The only ablation explicitly described in the paper disables the inpainting module. The figure shows that without inpainting, edited views lose the original facial expression, especially around the eyes and mouth. The authors argue that this degradation would hurt animation quality because the avatar no longer preserves the fine-grained expression dynamics needed for convincing reenactment.

Comparison between edited results with and without inpainting process.

Although the paper does not provide a numerical ablation table, the qualitative takeaway is clear: masked latent inpainting is essential for maintaining expression detail and temporal plausibility in the edited head avatar.

Contributions and novelty

The paper’s stated contributions are:

An integrated framework for editing dynamic 3DGS-based head avatars using instruction-guided diffusion and Gaussian fitting.
Multi-view batch editing plus an auto-generated inpainting mask to preserve expression and improve temporal consistency.
Demonstration of high-quality edits across novel view rendering, self-reenactment, and cross-identity reenactment.
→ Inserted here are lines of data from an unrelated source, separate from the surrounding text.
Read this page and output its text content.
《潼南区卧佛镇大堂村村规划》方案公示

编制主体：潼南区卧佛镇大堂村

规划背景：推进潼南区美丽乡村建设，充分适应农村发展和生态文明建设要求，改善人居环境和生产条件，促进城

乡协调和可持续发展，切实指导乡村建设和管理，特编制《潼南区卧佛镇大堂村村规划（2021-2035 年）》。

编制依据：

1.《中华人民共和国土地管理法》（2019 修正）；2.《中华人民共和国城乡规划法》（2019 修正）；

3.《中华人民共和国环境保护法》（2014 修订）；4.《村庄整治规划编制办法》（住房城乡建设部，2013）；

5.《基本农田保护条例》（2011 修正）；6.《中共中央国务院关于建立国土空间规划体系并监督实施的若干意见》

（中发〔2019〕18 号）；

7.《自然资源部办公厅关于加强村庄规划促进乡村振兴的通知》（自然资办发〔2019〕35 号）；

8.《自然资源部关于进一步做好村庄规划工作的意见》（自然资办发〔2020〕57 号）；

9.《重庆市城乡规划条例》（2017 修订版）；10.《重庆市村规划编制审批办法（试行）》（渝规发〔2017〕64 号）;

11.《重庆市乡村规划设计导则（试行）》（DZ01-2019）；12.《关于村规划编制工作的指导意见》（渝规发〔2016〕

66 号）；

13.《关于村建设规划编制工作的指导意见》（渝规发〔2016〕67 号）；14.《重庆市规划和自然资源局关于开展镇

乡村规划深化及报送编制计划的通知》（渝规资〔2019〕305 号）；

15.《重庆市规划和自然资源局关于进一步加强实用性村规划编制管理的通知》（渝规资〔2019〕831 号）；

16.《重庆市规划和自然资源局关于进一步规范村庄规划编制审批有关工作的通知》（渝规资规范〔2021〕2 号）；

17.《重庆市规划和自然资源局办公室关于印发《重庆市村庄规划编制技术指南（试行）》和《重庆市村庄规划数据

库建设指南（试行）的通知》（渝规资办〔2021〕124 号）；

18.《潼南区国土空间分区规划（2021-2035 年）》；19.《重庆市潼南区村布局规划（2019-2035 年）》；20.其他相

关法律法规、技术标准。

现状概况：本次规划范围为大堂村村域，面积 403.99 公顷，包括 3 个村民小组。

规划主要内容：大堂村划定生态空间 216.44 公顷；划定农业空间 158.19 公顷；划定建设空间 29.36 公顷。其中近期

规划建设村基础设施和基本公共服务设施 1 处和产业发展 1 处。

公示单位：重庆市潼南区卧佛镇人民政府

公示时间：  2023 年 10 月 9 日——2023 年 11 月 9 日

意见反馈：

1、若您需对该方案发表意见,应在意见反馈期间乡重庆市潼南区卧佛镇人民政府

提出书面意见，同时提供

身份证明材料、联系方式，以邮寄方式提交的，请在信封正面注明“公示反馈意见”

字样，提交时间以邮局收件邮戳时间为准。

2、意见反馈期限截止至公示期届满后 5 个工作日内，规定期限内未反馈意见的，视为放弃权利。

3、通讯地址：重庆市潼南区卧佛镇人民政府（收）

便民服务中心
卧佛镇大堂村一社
In the paper’s framing, the novelty is primarily system-level: it combines a 2D diffusion editor, multi-view coordination, and 3D Gaussian refitting into a single pipeline for dynamic head editing. The authors explicitly claim that, to their knowledge, this is the first method to achieve editable 3DGS-based head avatars while preserving structural integrity and rendering quality.

Limitations

The conclusion is candid about two limitations. First, Edit3DGS inherits the constraints of the FLAME model, which cannot perfectly capture fine details such as teeth and hair. Second, performance depends on the choice of 2D diffusion editor, so speed and stability can vary with the underlying image-editing model.
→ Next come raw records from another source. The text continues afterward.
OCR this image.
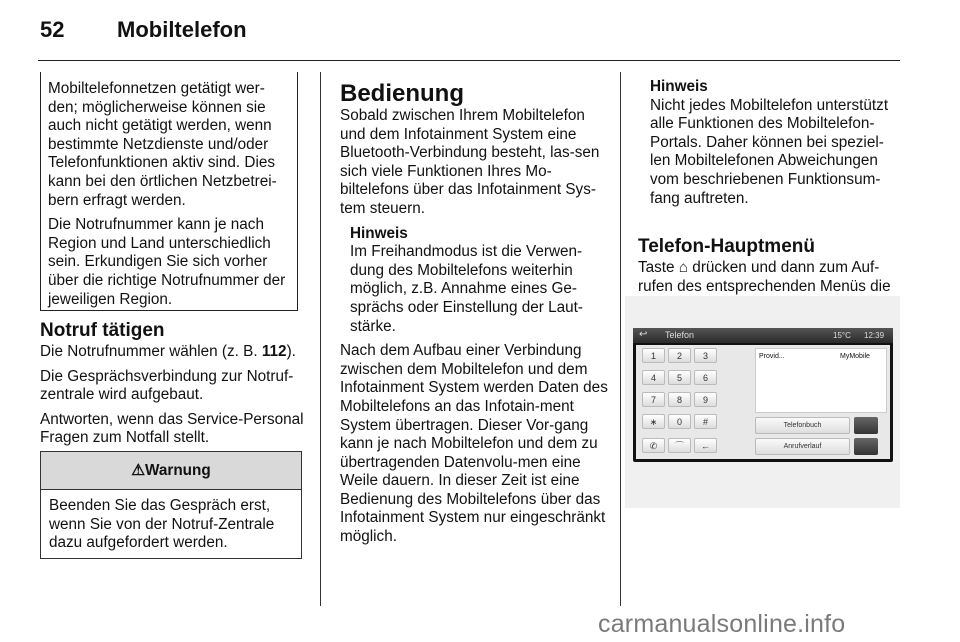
52 Mobiltelefon

Mobiltelefonnetzen getätigt wer-den; möglicherweise können sie auch nicht getätigt werden, wenn bestimmte Netzdienste und/oder Telefonfunktionen aktiv sind. Dies kann bei den örtlichen Netzbetrei-bern erfragt werden.

Die Notrufnummer kann je nach Region und Land unterschiedlich sein. Erkundigen Sie sich vorher über die richtige Notrufnummer der jeweiligen Region.

Notruf tätigen

Die Notrufnummer wählen (z. B. 112).

Die Gesprächsverbindung zur Notruf-zentrale wird aufgebaut.

Antworten, wenn das Service-Personal Fragen zum Notfall stellt.

⚠ Warnung
Beenden Sie das Gespräch erst, wenn Sie von der Notruf-Zentrale dazu aufgefordert werden.
Bedienung

Sobald zwischen Ihrem Mobiltelefon und dem Infotainment System eine Bluetooth-Verbindung besteht, las-sen sich viele Funktionen Ihres Mo-biltelefons über das Infotainment Sys-tem steuern.

Hinweis
Im Freihandmodus ist die Verwen-dung des Mobiltelefons weiterhin möglich, z.B. Annahme eines Ge-sprächs oder Einstellung der Laut-stärke.

Nach dem Aufbau einer Verbindung zwischen dem Mobiltelefon und dem Infotainment System werden Daten des Mobiltelefons an das Infotain-ment System übertragen. Dieser Vor-gang kann je nach Mobiltelefon und dem zu übertragenden Datenvolu-men eine Weile dauern. In dieser Zeit ist eine Bedienung des Mobiltelefons über das Infotainment System nur eingeschränkt möglich.

Hinweis
Nicht jedes Mobiltelefon unterstützt alle Funktionen des Mobiltelefon-Portals. Daher können bei speziel-len Mobiltelefonen Abweichungen vom beschriebenen Funktionsum-fang auftreten.
Telefon-Hauptmenü
Taste ⌂ drücken und dann zum Auf-rufen des entsprechenden Menüs die
↩ Telefon	15°C 12:39
1	2	3
4	5	6
7	8	9
∗	0	#
Provid...	MyMobile
Telefonbuch
Anrufverlauf
✆	⌒	←
carmanualsonline.info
The authors suggest several directions for future work: integrating stronger 3D priors, improving expression modeling, and designing more robust domain-adaptive 2D–3D editing pipelines. These points indicate that while Edit3DGS is effective for controlled head edits, its fidelity is still bounded by the representation and editing priors used underneath.

Conclusion

Edit3DGS presents a practical framework for dynamic head editing that bridges semantic control in 2D with photorealistic 3D Gaussian head avatars. Its key technical ingredients are multi-view batch editing, feature injection for view coherence, and latent inpainting for expression preservation. On NeRSemble, the method produces visually coherent edits for novel views and reenactment scenarios and reports CLIP-based performance that is competitive with the best prior editable 3DGS head method the authors identify.

From a conversational-AI / talking-head perspective, the paper’s main value is that it moves toward editable digital humans whose appearance can be modified through natural language while remaining animatable, view-consistent, and temporally stable. The paper is strongest as a system paper: it does not introduce a new 3D representation or a new diffusion model, but rather a carefully designed editing-and-refitting pipeline that makes existing components work together for dynamic head avatars.